I think both those of us who love our work and those of us who dislike our work share he same fear, that we are defined by our work. Im not an occupation psychologist but I would theorize that the two groups both have a different way of falling into this fear.
On the former group, we love what we do and we cannot imagine doing anything else. That is a line of thought that often gets twisted into, “I am good at what I do and I like being good at what I do, but what if it is all I am good at,” and even more so, “I can no longer do what I love in this context but and I worry it is all I can do.”
With the latter group, much of the same is true however this group believes, “I am defined what I do and I hate it therefore I hate part of who I am and how I am seen.” still the same is true that often this group is good at what they do and they fear that if they hate what they are good at, how can they possibly not but despise anything else.
Both, if you ask me, are terribly bleak options.
My dad has a great quote he has used for years that, “we are human beings, not human doings.” I have no idea if he borrowed it from some prolific author so forgive me for the misquote if it is indeed the case. Nonetheless there is great truth in the few words, we were created to bring glory to our creator by no other action than being.
We were created to give value and be valued by one another for no other reason than we, all in our own unique way, reflect our Creator.

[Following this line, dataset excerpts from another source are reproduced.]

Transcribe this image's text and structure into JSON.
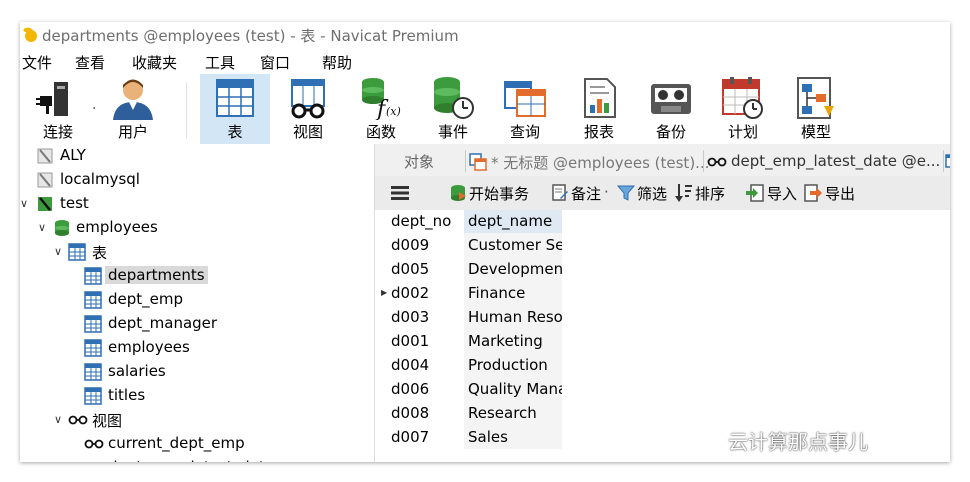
{
  "window": {
    "title": "departments @employees (test) - 表 - Navicat Premium"
  },
  "menu": {
    "items": [
      "文件",
      "查看",
      "收藏夹",
      "工具",
      "窗口",
      "帮助"
    ]
  },
  "toolbar": {
    "buttons": [
      {
        "label": "连接",
        "icon": "plug-icon"
      },
      {
        "label": "用户",
        "icon": "user-icon"
      },
      {
        "label": "表",
        "icon": "table-icon",
        "active": true
      },
      {
        "label": "视图",
        "icon": "view-icon"
      },
      {
        "label": "函数",
        "icon": "function-icon"
      },
      {
        "label": "事件",
        "icon": "event-icon"
      },
      {
        "label": "查询",
        "icon": "query-icon"
      },
      {
        "label": "报表",
        "icon": "report-icon"
      },
      {
        "label": "备份",
        "icon": "backup-icon"
      },
      {
        "label": "计划",
        "icon": "schedule-icon"
      },
      {
        "label": "模型",
        "icon": "model-icon"
      }
    ],
    "dropdown_dot": "·"
  },
  "sidebar": {
    "connections": [
      "ALY",
      "localmysql",
      "test"
    ],
    "database": "employees",
    "tables_group": "表",
    "tables": [
      "departments",
      "dept_emp",
      "dept_manager",
      "employees",
      "salaries",
      "titles"
    ],
    "selected_table": "departments",
    "views_group": "视图",
    "views": [
      "current_dept_emp",
      "dept_emp_latest_date"
    ]
  },
  "tabs": {
    "objects": "对象",
    "untitled": "* 无标题 @employees (test)...",
    "view_tab": "dept_emp_latest_date @e..."
  },
  "subtoolbar": {
    "begin_transaction": "开始事务",
    "memo": "备注",
    "memo_dot": "·",
    "filter": "筛选",
    "sort": "排序",
    "import": "导入",
    "export": "导出"
  },
  "grid": {
    "columns": [
      "dept_no",
      "dept_name"
    ],
    "rows": [
      [
        "d009",
        "Customer Service"
      ],
      [
        "d005",
        "Development"
      ],
      [
        "d002",
        "Finance"
      ],
      [
        "d003",
        "Human Resources"
      ],
      [
        "d001",
        "Marketing"
      ],
      [
        "d004",
        "Production"
      ],
      [
        "d006",
        "Quality Management"
      ],
      [
        "d008",
        "Research"
      ],
      [
        "d007",
        "Sales"
      ]
    ],
    "current_row_index": 2
  },
  "watermark": "云计算那点事儿",
  "colors": {
    "active_toolbar_bg": "#d3e6f6",
    "selection_bg": "#d9d9d9",
    "db_green": "#3c9b3c",
    "table_blue": "#2f6fb3"
  }
}
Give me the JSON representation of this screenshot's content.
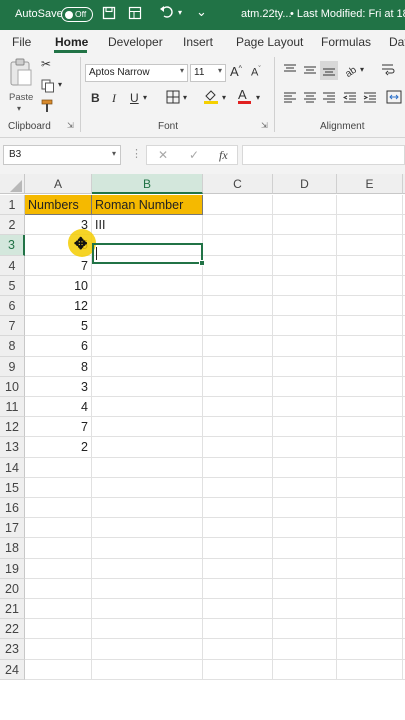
{
  "titlebar": {
    "autosave_label": "AutoSave",
    "autosave_state": "Off",
    "filename": "atm.22ty...",
    "modified": "• Last Modified: Fri at 18:",
    "save_icon": "save-icon",
    "undo_icon": "undo-icon"
  },
  "tabs": [
    "File",
    "Home",
    "Developer",
    "Insert",
    "Page Layout",
    "Formulas",
    "Dat"
  ],
  "active_tab": "Home",
  "ribbon": {
    "clipboard": {
      "label": "Clipboard",
      "paste_label": "Paste"
    },
    "font": {
      "label": "Font",
      "font_name": "Aptos Narrow",
      "font_size": "11"
    },
    "alignment": {
      "label": "Alignment"
    }
  },
  "formula_bar": {
    "name_box": "B3",
    "cancel_symbol": "✕",
    "enter_symbol": "✓",
    "fx_symbol": "fx",
    "content": ""
  },
  "columns": [
    "A",
    "B",
    "C",
    "D",
    "E"
  ],
  "rows": [
    "1",
    "2",
    "3",
    "4",
    "5",
    "6",
    "7",
    "8",
    "9",
    "10",
    "11",
    "12",
    "13",
    "14",
    "15",
    "16",
    "17",
    "18",
    "19",
    "20",
    "21",
    "22",
    "23",
    "24"
  ],
  "sheet": {
    "header_a": "Numbers",
    "header_b": "Roman Number",
    "numbers": [
      "3",
      "5",
      "7",
      "10",
      "12",
      "5",
      "6",
      "8",
      "3",
      "4",
      "7",
      "2"
    ],
    "b2": "III"
  },
  "selection": {
    "cell": "B3",
    "column": "B",
    "row": "3"
  },
  "colors": {
    "excel_green": "#217346",
    "header_fill": "#f5b900"
  }
}
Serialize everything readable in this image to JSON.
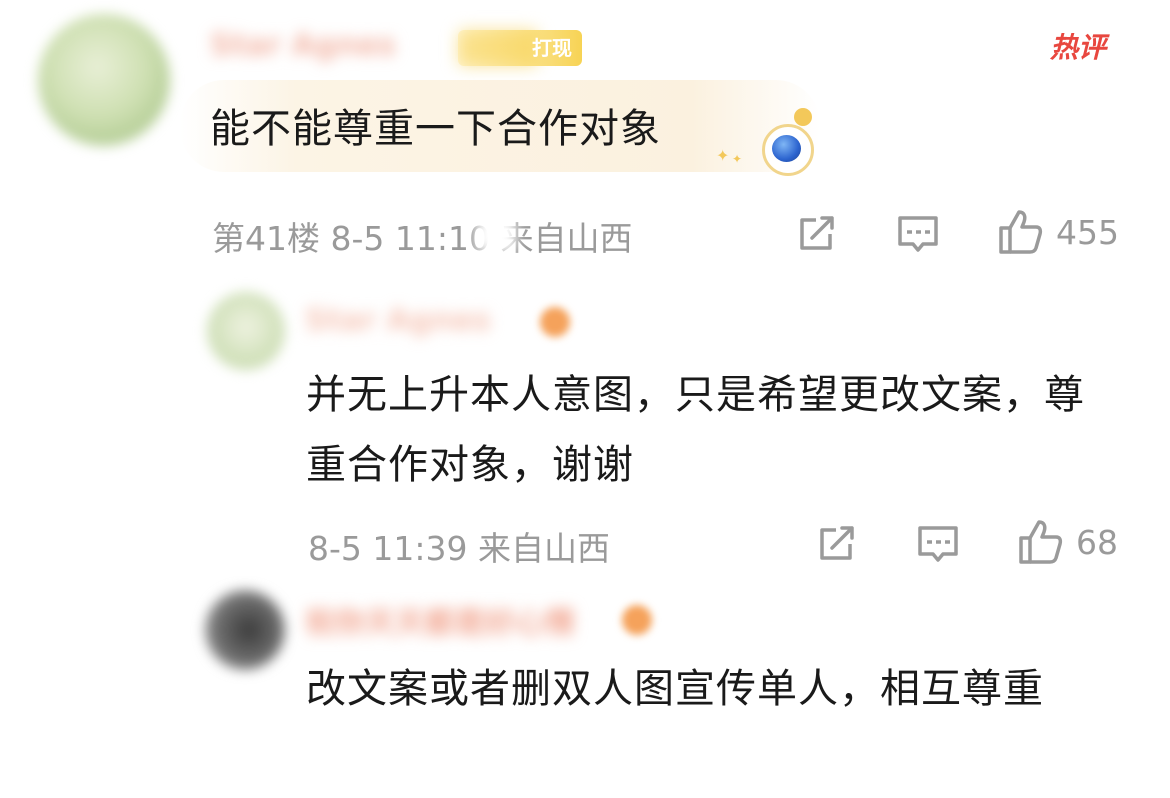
{
  "main_comment": {
    "username": "Star Agnes",
    "badge_text": "打现",
    "hot_tag": "热评",
    "text": "能不能尊重一下合作对象",
    "meta": "第41楼 8-5 11:10 来自山西",
    "like_count": "455"
  },
  "replies": [
    {
      "username": "Star Agnes",
      "text": "并无上升本人意图，只是希望更改文案，尊重合作对象，谢谢",
      "meta": "8-5 11:39 来自山西",
      "like_count": "68"
    },
    {
      "username": "祝你天天都是好心情",
      "text": "改文案或者删双人图宣传单人，相互尊重"
    }
  ],
  "icons": {
    "repost": "repost-icon",
    "comment": "comment-icon",
    "like": "thumbs-up-icon"
  },
  "colors": {
    "meta_text": "#9a9a9a",
    "hot_tag": "#e8473f",
    "bubble": "#fbf1df"
  }
}
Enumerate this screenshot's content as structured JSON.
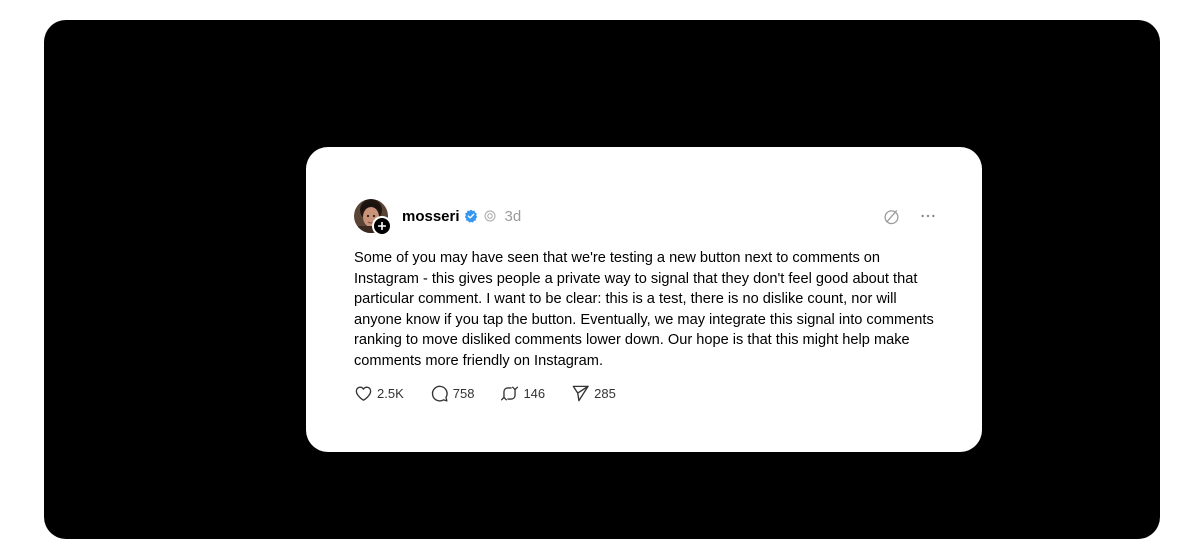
{
  "post": {
    "username": "mosseri",
    "time": "3d",
    "body": "Some of you may have seen that we're testing a new button next to comments on Instagram - this gives people a private way to signal that they don't feel good about that particular comment. I want to be clear: this is a test, there is no dislike count, nor will anyone know if you tap the button. Eventually, we may integrate this signal into comments ranking to move disliked comments lower down. Our hope is that this might help make comments more friendly on Instagram.",
    "verified_color": "#3797f0",
    "icons": {
      "avatar": "avatar",
      "follow": "plus-icon",
      "verified": "verified-badge-icon",
      "threads": "threads-icon",
      "hide": "hide-icon",
      "more": "more-icon"
    }
  },
  "actions": {
    "likes": "2.5K",
    "replies": "758",
    "reposts": "146",
    "shares": "285"
  }
}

The hard truth, that I admit I often struggle with, is that we seek our value, our worth, and our definition in what we do, not who we are created to be. Now I am a pastor, I feel it is a noble profession and I love what I get to do and who I get to interact with. However being a pastor does not exempt me from in falling into the belief that if I mess up a conversation, if a blow a sermon, if I don’t have a hi turnout to an event, if x, y, and z, don’t know as I intended, then I am not good at who I am… I am less glorifying than I could be.
I don’t know what you do or who you are but if you share the same performance driven self evaluating mindset, I would argue that it is wrong. We are created to be so much more than what we could ever do.
Moses and David were shepherds, Rahab was a prostitute, Josiah was just a kid, Peter was a fisherman,, Paul was a a tentmaker. They all did. They all had occupations. Yet each represents so much more in who they are.
Moses led Israel out of oppression
David was a great king
Rehab enabled Israel to receive their inheritance
Josiah led Gods pele back to him
Peter was the founder of the Christian church
Paul started the greatest missionary movement in history and authored almost half of the New Testament.
Let’s not forget that while Jesus was in his home town he was accused of being simply a carpenter and his father Joseph’s son.
Was Nelson Mandela just a lawyer, Martin Luther King Jr. Just a pastor, Mother Theresa just a nun? They may have been good or bad at their roles but that is not really relevant in retrospect, what matters is were they more than simply what they did?
Instead of asking, what should I do, how can I do that we must ask ourselves who am I called to be and how can I best be that?
When we limit who we are called our career choices, our resumes etc., we hinder Gods creativity in authoring who he called us to be. If who we are being syncs with who God called us to be, I have a feeling that what we are doing will be filled with greater joy, fulfillment and value than we can imagine.